Retail workers at an H&M clothing store in Lakeland Square Mall are seeking to unionize with the United Food and Commercial Workers (UFCW), less than two months after workers at a store in Melbourne made history by voting to become Florida’s first unionized H&M.
According to Ed Chambers, president of the United Food and Commercial Workers (UFCW) Local 1625, workers at the Swedish retailer’s Lakeland location are primarily interested in advocating for better pay, fairer scheduling practices, and for more full-time opportunities—offering more job benefits—for those who want them.
H&M did not respond to an emailed request for comment from Creative Loafing Tampa Bay on the Lakeland unionization effort ahead of publication.

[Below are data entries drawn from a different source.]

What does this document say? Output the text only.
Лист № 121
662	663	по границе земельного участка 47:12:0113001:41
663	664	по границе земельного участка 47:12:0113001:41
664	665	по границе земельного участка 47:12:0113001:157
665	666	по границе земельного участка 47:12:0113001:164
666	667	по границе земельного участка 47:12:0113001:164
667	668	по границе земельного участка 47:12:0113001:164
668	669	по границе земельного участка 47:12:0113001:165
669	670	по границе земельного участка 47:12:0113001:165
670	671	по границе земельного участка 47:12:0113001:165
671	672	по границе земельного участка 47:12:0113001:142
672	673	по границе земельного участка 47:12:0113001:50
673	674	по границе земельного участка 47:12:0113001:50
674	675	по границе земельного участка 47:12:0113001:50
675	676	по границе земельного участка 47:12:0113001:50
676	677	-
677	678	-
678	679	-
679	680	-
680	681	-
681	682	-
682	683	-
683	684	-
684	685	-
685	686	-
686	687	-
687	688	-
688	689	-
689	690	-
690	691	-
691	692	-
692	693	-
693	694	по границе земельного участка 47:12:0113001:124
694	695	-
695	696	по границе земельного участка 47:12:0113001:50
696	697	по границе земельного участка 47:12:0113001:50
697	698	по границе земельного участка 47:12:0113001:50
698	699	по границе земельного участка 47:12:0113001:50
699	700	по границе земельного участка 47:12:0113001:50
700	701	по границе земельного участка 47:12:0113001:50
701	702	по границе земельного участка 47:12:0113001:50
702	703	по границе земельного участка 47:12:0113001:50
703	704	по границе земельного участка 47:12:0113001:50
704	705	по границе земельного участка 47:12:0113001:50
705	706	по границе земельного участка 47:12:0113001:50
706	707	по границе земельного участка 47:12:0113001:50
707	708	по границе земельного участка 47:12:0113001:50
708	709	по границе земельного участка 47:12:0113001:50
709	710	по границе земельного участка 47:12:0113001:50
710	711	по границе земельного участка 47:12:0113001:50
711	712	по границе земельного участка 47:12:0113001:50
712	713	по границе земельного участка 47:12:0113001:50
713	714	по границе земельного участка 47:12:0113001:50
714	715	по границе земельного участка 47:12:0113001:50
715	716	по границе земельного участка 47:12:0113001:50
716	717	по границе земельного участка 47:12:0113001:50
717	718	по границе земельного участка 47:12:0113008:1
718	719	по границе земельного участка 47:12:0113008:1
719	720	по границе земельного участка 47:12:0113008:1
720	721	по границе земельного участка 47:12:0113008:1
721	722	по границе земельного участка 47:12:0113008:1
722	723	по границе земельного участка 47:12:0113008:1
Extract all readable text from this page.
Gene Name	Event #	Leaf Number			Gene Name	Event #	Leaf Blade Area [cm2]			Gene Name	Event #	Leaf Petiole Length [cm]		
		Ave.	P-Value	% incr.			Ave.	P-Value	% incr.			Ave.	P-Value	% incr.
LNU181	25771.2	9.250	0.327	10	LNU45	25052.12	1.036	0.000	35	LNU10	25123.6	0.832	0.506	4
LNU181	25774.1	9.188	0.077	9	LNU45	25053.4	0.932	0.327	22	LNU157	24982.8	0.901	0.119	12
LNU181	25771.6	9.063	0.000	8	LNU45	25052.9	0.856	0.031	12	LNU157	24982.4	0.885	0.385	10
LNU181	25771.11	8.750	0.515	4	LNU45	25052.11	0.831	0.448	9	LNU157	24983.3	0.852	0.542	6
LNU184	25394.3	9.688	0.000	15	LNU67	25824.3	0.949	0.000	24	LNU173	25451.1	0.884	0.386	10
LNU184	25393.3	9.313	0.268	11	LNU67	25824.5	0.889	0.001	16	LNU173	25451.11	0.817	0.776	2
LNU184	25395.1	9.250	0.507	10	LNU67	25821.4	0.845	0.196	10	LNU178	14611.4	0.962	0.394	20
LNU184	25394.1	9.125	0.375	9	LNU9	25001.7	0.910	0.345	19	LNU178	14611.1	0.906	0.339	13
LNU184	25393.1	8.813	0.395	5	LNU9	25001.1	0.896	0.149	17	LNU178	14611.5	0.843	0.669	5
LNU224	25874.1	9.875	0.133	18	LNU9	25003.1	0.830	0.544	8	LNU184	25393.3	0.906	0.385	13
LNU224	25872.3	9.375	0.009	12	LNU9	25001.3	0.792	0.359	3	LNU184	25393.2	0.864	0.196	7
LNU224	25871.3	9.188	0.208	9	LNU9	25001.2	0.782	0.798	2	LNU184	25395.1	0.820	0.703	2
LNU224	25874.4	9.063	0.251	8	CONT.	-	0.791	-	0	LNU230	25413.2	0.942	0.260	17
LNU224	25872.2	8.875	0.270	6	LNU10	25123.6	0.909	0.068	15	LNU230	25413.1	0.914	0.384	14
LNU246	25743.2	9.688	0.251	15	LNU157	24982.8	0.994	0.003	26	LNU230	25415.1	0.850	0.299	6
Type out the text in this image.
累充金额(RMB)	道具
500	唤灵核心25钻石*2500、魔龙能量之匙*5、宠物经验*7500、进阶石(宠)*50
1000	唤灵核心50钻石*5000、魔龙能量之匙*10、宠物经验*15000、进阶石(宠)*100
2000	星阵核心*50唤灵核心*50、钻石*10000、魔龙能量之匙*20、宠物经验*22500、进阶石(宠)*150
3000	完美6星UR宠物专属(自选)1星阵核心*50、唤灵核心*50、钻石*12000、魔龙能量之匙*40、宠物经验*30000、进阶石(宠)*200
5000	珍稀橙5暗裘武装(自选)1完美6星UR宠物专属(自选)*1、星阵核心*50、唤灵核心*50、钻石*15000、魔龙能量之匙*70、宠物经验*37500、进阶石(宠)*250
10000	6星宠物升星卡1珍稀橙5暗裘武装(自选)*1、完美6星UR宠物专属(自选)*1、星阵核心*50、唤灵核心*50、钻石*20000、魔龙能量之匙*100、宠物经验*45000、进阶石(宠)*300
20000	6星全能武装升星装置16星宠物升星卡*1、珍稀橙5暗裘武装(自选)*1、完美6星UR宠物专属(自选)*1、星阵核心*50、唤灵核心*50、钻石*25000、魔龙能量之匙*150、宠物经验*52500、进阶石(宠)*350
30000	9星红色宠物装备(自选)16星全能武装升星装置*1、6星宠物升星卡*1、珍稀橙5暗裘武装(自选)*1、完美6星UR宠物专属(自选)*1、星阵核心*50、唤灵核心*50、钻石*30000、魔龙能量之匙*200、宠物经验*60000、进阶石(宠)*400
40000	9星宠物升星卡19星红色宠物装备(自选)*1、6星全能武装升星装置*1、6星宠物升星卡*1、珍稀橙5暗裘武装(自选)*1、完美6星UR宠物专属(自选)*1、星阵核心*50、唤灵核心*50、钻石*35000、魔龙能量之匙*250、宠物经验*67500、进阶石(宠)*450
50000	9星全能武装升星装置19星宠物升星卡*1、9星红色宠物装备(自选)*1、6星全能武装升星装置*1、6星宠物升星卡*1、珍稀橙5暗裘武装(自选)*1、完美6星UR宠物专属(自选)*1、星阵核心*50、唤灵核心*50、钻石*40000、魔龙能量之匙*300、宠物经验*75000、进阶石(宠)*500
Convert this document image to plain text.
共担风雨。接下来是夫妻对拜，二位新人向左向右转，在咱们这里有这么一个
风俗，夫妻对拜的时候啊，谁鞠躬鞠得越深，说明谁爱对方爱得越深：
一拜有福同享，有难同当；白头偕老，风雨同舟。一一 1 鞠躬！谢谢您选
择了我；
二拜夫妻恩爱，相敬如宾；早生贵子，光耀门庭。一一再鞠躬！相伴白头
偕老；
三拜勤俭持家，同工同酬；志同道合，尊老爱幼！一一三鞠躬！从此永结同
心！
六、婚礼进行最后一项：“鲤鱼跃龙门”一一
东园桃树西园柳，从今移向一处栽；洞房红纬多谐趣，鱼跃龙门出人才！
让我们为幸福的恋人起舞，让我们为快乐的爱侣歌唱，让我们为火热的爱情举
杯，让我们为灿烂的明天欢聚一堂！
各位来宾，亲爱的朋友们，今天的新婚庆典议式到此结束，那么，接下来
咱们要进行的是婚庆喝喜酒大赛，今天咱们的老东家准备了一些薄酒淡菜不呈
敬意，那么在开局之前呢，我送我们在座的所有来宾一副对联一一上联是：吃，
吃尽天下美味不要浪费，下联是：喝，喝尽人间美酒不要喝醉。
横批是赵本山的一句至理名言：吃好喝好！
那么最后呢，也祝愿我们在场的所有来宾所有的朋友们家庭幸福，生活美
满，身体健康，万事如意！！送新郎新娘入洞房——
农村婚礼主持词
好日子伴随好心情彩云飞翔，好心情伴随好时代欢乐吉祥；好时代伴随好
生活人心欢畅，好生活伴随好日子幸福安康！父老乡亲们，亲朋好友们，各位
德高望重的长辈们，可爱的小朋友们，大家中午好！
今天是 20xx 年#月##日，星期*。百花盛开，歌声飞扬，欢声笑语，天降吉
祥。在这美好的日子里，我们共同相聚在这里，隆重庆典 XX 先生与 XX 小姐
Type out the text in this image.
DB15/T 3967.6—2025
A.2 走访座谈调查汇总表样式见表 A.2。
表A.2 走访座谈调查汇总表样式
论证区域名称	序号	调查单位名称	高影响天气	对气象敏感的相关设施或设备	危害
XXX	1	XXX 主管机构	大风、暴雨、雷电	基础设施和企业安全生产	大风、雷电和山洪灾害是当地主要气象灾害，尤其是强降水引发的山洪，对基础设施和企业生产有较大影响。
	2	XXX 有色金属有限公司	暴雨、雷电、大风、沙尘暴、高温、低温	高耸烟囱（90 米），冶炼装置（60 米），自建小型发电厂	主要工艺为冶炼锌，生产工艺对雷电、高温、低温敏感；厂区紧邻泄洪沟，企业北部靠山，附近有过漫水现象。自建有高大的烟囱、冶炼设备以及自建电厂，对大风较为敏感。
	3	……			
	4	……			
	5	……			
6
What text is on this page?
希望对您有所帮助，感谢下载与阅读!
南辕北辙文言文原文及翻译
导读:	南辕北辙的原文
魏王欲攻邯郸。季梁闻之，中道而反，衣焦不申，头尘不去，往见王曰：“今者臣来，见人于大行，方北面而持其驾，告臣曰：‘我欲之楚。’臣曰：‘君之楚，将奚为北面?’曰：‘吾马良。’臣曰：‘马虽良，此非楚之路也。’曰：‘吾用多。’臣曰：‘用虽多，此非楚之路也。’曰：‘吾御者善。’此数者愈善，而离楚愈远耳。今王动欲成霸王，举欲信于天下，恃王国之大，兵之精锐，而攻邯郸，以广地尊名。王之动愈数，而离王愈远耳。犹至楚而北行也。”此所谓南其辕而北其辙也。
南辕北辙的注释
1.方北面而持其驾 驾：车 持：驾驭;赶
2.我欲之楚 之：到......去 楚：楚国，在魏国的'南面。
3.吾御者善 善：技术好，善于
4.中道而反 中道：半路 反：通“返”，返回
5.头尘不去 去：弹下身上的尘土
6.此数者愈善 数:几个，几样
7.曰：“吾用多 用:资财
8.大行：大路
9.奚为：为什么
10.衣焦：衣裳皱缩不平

The date for the union election is TBD.
While the fast fashion retailer has reported increased profits in recent quarters, amid steep competition from retailers like Zara, H&M sales and visual associates in Florida make about the state minimum wage of $12 an hour, according to job listings.
Granted, while some people might have the opportunity to leave for a better-paying job, not everyone might have that option. Furthermore, a growing number of H&M workers in Florida are also realizing they might not need to leave a job if they can organize to make that job a better one.
“A lot of us feel like we are owed for all the work that we put into this store,” one H&M worker in Melbourne, Florida—involved in unionizing their own store—told this reporter in May, on the condition of anonymity due to fear of retaliation. The worker said that, during and after the COVID-19 pandemic, H&M began to roll out new policy changes that created uncertainty for sales workers. It also clarified for them how little power they had over their workplace conditions, and the expectations of them as a sales workforce. Workers at the H&M location in Lakeland were not immediately available for comment.
“It was definitely scary at first,” the worker at the Melbourne store admitted, speaking on the process of organizing. For them, that involved talking to their coworkers, research, talking to union members in other industries, like public education, and all in all turning a running ‘joke’ they had about unionizing into a reality.
“After having the election, having the win and knowing … the support that we had, it just made it easier for us,” they continued. After that, they said, the workers felt “more empowered.” Chambers said they meet weekly over Zoom to discuss union updates and other workplace issues.
Workers at the Melbourne location, on Florida’s Space Coast, made history in May by voting almost unanimously to unionize with the UFCW. This vote marked the first time that H&M workers have ever unionized in Florida, and makes it one of just a handful of locations in the U.S. where H&M workers have union representation at all.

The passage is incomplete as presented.